I got an email today asking me to speak at my friend Chuck’s memorial service. I’m trying to figure out what to say, and I need to vent, so the Dope is elected. If you prefer to skip grieving threads, skip this one. And forgive me if the title is offensive; truly, I don’t intend it to be. But “old fag” is how my friend always referred to himself, so it seems appropriate.
Chuck was a great guy in more ways than I can possibly tell you. Part of me blanches at the thought of even making the attempt here, much less in front of people who loved him.
I guess I should start with why I loved him so much. He was a teacher of mine, but the truest impact he had on me was long after my high school days. You see, midway through my college career I knocked a girl up. For the first couple of years of my son’s life, I didn’t want to take responsibility for him. I wanted to keep going the way I was going, to have fun and to fuck endless girls whose names I didn’t know. Chuck slapped some sense into me. Chuck forced me to see that the time for being a jackass was over; now was the time to be a man, and if I didn’t step up to the plate then, then nothing else I ever did would ever be worth a damn, because I wouldn’t be worth a damn. He told me that claiming to love my son while not supporting him was worth precisely nothing. So, grudgingly, but with Chuck’s support and occasional kick in my ass, I started doing what I needed to do. And I discovered something that Chuck already knew, that he was trying to teach me – that taking responsibility would change me, would make me better, would make me grow, and that rather than resent my son I would love him more for helping me grow up.
When my son got sick Chuck was there for me. He kept me from losing it when my son got sicker, when his mother told me how much she hated me for supplying the bad genes that were killing him, when I blamed myself for wasting so much time early in his life. And when my son died, Chuck did so much I cannot possibly describe it in words that come close to doing it justice. The closest I can come is to swipe a line from Tolkien, when Aragorn said that the Fellowship would have to find a way to live without hope. That’s what Chuck did for me: he helped me live without hope, until hope made its way back in.

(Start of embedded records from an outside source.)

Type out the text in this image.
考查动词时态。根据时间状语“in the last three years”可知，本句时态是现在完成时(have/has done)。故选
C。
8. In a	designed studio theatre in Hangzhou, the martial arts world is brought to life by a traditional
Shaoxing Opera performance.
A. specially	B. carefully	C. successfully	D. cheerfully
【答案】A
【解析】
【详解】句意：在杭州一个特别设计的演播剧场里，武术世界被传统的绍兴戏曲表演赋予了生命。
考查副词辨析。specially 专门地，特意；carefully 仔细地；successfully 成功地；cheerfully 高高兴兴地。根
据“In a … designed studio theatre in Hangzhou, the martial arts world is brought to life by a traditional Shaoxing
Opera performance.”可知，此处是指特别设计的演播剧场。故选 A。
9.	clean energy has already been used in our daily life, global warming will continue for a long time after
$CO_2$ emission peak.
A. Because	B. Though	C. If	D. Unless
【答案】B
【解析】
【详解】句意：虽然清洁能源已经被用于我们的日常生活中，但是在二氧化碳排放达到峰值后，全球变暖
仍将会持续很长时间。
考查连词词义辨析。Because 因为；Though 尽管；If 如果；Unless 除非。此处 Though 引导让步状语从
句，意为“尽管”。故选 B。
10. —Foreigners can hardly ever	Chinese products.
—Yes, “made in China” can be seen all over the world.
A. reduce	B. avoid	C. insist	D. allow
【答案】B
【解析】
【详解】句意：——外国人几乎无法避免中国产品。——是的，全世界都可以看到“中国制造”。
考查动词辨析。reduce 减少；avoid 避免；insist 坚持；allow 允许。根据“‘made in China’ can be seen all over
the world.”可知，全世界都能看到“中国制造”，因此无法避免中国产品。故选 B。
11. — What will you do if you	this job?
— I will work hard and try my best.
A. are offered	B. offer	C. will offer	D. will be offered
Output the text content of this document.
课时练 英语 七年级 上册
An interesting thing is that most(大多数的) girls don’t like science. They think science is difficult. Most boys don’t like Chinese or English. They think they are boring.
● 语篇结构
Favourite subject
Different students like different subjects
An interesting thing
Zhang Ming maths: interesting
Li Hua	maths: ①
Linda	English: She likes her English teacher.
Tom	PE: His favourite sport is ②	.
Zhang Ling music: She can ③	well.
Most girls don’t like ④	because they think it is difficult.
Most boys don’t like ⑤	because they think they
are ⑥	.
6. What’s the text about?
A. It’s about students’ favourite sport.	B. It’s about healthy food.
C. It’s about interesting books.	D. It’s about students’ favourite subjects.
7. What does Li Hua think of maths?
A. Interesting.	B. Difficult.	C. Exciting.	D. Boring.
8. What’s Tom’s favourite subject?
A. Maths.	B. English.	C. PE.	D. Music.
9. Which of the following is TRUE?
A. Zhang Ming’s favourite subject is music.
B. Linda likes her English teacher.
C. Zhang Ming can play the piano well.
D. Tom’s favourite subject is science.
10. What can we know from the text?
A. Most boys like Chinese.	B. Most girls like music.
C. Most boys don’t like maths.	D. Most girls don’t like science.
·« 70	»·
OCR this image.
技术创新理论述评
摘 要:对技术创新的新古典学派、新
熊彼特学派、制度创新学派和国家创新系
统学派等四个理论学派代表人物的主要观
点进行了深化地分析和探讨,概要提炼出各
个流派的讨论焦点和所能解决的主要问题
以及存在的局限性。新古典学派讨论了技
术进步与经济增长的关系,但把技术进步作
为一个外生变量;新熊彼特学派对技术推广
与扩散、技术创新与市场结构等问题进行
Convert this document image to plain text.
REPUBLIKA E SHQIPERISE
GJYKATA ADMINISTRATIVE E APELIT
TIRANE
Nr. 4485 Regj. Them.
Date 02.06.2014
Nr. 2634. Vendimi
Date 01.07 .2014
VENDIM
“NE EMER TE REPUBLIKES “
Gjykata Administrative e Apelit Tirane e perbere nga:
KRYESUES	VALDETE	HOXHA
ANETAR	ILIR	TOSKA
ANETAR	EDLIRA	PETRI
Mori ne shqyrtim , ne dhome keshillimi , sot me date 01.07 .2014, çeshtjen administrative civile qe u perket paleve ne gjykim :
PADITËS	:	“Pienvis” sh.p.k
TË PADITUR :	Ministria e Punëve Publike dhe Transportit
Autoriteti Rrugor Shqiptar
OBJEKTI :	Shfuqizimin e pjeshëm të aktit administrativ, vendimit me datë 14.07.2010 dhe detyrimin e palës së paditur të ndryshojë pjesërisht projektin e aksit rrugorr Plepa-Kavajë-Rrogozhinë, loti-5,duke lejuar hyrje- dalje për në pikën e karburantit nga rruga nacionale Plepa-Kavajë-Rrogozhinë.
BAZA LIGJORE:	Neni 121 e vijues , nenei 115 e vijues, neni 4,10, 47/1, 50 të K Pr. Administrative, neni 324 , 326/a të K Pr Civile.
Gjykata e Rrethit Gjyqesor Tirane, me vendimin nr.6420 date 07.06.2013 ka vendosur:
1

I wasn’t the only person whose life Chuck touched. I may not even be the life he touched most. He was a gay teacher in the South who, although closeted, found a way to bring comfort and hope to his gay students. I have no doubt that his gentle example, his humor, his attention, and his love kept some of my classmates and many more of his students I don’t know from committing suicide. After he retired he was a resource for every old lady in his neighborhood; whenever I saw him he was on his way to fix someone’s fence or car or pipes or something else. He had barely enough money to see him through life, but he always had found a way to help out people who were in worse financial straits. When one of our church members, a homeless fellow, didn’t show up for service and the attendant free meals two weeks in a row, he got me and several others of the parishioners to join him in prowling the streets until we found him (he’d been injured in a fight in an alley) and got him the medical help he needed.
It’s been a while since I’ve seen Chuck. I’ve been busy, and broke, and I didn’t want to call him until I was on my feet again, so he’d be proud of me when he saw me again. I’ve been doing better financially, and I’d been thinking about paying him a call, but I foolishly put it off, for no reason I can call anything but stupid. I missed my chance to say goodbye to him, and more than anything else that is what I regret.
The literal meaning of the word “angel,” I am told is “messenger.” An angel is a messenger from God, one who does God’s work on Earth, whether in announcing God’s will or interceding in human lives. I don’t believe in magic or miracles, but I believe in angels, because I knew one. His name was Chuck, and he was my favorite old fag.